Months passed, and Baron Fitzwalter had been laid to rest. His granddaughter, Marian, became fostered in Nottingham Castle as a ward of the crown.
And for his bravery against the wolf of Nottingham, Guy of Gisborn was to be knighted.
“I shall never traffic with traitors,” said Sir Guy as he knelt over the altar, “I will never give ill counsel to a Lady, and whether married or not, treat her with respect and defend her against all.”
Prince John nodded, and then slapped the newly made-knight with the flat of the priest-blessed blade. Gisborn took the blow and breathed deep, shoulders heaving.

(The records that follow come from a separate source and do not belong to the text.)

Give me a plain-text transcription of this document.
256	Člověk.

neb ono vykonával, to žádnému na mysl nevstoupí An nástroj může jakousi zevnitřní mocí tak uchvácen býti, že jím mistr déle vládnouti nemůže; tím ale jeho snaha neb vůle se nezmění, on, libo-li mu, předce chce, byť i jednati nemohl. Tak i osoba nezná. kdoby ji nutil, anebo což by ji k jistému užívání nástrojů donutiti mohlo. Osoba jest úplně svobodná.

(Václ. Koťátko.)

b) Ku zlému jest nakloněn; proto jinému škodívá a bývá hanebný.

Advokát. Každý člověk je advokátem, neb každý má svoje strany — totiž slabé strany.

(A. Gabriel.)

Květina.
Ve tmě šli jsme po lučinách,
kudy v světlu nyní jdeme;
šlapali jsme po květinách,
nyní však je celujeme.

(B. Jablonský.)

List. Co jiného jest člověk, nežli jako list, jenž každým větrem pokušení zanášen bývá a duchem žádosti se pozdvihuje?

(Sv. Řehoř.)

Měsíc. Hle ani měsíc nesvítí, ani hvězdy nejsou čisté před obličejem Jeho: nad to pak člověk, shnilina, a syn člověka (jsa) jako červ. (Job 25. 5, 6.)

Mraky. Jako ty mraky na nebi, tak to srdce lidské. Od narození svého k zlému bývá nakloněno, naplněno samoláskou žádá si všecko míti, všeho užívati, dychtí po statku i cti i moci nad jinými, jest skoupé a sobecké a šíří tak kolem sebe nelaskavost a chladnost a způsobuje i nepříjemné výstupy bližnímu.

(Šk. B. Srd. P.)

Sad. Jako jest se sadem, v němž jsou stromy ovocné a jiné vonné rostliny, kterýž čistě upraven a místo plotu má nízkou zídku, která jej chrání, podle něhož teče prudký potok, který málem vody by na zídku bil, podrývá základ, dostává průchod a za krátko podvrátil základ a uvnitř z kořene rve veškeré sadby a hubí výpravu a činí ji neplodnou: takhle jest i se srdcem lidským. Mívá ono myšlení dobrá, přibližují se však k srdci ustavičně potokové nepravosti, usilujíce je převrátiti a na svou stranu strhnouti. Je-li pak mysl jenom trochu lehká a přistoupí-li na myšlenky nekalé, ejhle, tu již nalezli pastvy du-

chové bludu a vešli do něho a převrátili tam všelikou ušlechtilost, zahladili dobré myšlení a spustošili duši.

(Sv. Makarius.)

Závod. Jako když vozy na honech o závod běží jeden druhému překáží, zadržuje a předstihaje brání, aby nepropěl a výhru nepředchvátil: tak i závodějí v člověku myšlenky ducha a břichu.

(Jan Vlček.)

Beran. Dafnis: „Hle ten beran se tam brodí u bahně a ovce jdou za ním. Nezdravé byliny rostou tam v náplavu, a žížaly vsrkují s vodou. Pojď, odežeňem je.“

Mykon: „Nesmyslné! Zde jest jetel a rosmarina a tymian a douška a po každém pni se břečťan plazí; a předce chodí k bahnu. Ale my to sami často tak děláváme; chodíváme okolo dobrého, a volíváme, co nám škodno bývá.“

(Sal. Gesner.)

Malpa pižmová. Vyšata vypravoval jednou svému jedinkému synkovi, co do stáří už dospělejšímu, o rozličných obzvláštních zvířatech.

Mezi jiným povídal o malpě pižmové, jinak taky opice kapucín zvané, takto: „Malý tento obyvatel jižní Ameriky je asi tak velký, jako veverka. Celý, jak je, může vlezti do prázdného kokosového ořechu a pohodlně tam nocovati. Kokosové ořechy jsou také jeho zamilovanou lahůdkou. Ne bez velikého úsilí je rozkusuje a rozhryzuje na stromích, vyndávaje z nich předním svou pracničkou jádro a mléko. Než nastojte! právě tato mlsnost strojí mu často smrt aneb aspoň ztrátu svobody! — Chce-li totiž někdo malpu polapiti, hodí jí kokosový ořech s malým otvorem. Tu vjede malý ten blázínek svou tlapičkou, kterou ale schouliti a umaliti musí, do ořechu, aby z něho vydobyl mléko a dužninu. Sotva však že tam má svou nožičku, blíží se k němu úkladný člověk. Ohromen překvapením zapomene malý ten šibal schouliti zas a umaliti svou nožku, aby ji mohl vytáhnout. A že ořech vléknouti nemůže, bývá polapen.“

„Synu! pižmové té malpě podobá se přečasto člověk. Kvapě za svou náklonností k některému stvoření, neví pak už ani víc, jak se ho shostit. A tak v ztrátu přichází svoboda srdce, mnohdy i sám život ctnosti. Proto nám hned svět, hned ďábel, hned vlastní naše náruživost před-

Prince John spoke, “Let that be the last harmful blow you take and do not return. Now, as repayment for your felling of the Werewolf of Nottingham, I bid you rise, Sir Guy of Gisborn, newly-made knight to King Richard the Lionheart.
The words tasted bitter on Prince John’s tongue. And somewhere, off in the crowd, an old maid scowled as if she had swallowed vinegar. Yet, as Sir Guy of Gisborn rose, his pride eclipsed the Prince’s anger, and the woman smiled like vinegar had turned to honey on her tongue. She drank in the newly-dubbed knight’s pride, and it was sweet upon her lips. She drank it in so quickly and heavily that soon she did not remember her life as an old lady. Her name, age and life passed through her, forgotten. She could only remember the pride of being a newly-made knight.
And the more she felt like a newly made knight, the more she began to look like one.
As the applause died down, the Visage of Sir Guy of Gisborn exited the Church and walked out into the light.